Les changements de saisons modifient tout naturellement le profil du jardin qui, s'il n'y est pas bien préparé, peut toutefois en sortir fragilisé. À l'approche de l'automne-hiver, quelques gestes simples permettent d'assurer la santé des végétaux présents depuis longtemps dans le paysage comme celle des nouveaux arrivants. L'augmentation de l'humidité en fin d'été est en effet propice aux plantations. Autant dire que l'automne est une saison essentielle (pour ne pas dire la plus importante) pour les amateurs de jardinage. Grâce aux recommandations de jardiniers chevronnés, les fleurs et les légumes fraîchement plantés ne devraient plus souffrir des gelées. Encore faut-il choisir des variétés adaptées aux conditions réelles du terrain, et ce que l'on profite d'un véritable jardin ou d'un balcon végétalisé au travers de jardinières. Décryptage des meilleures attitudes à adopter aux côtés de deux passionnés.
Les jours qui raccourcissent comme la baisse progressive des températures n'ont pas uniquement un impact sur nos rythmes de vie. Le jardin est au premier plan de ces menus changements, la fin de l'été annonçant une période de régénération pour les végétaux ayant souffert de la sécheresse. C'est également celle où les jardiniers, tous niveaux confondus, mettent la main à la terre pour ajuster leurs parterres et leurs jardinières avant l'arrivée du soi-disant redouté hiver. Didier Willery, auteur et photographe de plusieurs ouvrages sur le jardinage mais aussi responsable éditorial du pôle jardin aux éditions Ulmer, et Patrick Vernuccio, créateur de contenus sur le jardinage urbain (@thefrenchiegardener) et auteur de deux livres sur le sujet, nous démontrent qu'il n'y a pourtant rien à craindre de la saison froide si celle-ci est bien préparée. De l'incontournable paillage aux choix stratégiques de végétaux, ces deux amoureux du jardinage nous transmettent leurs meilleurs conseils en prévision de l'automne-hiver.

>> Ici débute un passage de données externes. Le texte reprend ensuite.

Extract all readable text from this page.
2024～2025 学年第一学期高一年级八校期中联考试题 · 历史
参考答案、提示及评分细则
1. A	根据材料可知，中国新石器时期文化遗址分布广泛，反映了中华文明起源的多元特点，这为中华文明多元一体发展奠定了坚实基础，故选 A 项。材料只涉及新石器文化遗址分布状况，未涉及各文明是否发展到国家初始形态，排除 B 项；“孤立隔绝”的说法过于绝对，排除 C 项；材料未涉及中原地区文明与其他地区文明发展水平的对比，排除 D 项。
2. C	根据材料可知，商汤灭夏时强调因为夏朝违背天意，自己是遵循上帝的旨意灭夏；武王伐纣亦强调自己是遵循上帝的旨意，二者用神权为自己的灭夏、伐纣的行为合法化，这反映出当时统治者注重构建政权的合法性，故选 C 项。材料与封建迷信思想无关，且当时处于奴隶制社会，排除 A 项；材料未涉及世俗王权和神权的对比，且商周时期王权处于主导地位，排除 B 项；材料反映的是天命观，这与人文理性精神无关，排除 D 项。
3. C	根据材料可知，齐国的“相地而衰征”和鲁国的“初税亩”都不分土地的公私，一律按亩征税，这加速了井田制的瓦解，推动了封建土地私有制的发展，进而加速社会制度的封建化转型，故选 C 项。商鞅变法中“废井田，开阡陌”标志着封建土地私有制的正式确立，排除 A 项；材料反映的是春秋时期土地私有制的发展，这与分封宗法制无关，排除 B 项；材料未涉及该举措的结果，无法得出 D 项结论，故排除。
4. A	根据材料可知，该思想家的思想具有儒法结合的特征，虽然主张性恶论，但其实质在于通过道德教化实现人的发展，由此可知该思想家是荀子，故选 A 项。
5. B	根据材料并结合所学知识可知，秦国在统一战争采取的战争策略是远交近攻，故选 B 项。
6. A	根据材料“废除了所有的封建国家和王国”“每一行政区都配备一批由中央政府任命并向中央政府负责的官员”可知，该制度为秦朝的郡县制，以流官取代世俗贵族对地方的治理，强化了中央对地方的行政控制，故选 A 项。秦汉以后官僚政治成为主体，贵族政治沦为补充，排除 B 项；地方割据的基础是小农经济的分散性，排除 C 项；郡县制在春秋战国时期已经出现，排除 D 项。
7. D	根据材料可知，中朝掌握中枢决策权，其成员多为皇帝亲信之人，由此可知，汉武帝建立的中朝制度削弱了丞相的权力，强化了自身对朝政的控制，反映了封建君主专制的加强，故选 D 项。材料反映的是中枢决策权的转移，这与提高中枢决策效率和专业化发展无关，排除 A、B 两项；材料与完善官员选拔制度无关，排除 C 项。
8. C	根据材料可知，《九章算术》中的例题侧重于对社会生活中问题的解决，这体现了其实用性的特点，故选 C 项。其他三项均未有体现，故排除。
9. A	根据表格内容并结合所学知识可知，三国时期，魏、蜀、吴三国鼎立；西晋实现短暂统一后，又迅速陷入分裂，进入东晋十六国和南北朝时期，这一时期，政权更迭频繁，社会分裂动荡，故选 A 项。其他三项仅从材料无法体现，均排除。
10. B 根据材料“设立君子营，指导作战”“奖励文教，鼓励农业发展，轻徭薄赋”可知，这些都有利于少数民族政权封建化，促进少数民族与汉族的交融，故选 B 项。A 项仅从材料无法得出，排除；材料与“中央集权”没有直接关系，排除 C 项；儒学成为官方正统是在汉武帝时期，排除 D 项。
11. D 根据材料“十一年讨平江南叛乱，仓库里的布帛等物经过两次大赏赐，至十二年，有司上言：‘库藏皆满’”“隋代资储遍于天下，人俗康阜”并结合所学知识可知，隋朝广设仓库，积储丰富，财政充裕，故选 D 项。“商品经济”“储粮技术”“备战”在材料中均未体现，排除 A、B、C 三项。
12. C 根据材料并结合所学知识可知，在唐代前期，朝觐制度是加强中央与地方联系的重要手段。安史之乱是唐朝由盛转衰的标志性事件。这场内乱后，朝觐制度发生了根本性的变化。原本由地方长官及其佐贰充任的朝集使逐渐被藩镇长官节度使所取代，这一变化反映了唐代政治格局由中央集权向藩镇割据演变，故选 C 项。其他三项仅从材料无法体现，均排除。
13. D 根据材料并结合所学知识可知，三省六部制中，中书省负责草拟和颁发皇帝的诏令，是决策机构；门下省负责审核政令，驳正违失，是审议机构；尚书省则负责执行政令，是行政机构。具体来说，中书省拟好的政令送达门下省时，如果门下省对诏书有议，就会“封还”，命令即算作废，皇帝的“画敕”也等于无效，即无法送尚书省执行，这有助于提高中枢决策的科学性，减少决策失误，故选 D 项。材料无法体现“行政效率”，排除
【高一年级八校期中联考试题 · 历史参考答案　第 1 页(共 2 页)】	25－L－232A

>> À découvrir >> Réinventer son jardin
L'automne, une période d'ébullition au jardin
Marquée par une baisse progressive des températures, la fin de l'été voit surtout le taux d'humidité grimper après des périodes plus ou moins longues de sécheresse. Comme l'explique Didier Willery, toutes les conditions sont alors réunies pour permettre aux plantes de s'enraciner ou de se réenraciner dans la terre : "Si le sol est encore chaud à l'issue de plusieurs mois d'ensoleillement, il existe souvent un gros contraste dans l'air entre le jour et la nuit. Cette amplitude de températures stimule les végétaux qui synthétisent alors les hormones d'enracinement au travers de leurs feuilles. C'est pour cela qu'il est essentiel de planter lorsque le feuillage est encore sain. D'une manière générale, la végétation a plus de chances de survivre au froid mais aussi à la sécheresse suivante si ses racines sont bien développées en amont". Devenu expert en matière de jardinage à force d'expérimentations, l'auteur et responsable éditorial conseille par exemple de planter des plants de fraises dès l'automne, afin qu'ils s'enracinent avant l'arrivée du printemps, de plus en plus chaud et sec. Les différentes actions menées pendant cette période charnière ayant aussi pour vocation de préparer le jardin à la "belle" saison.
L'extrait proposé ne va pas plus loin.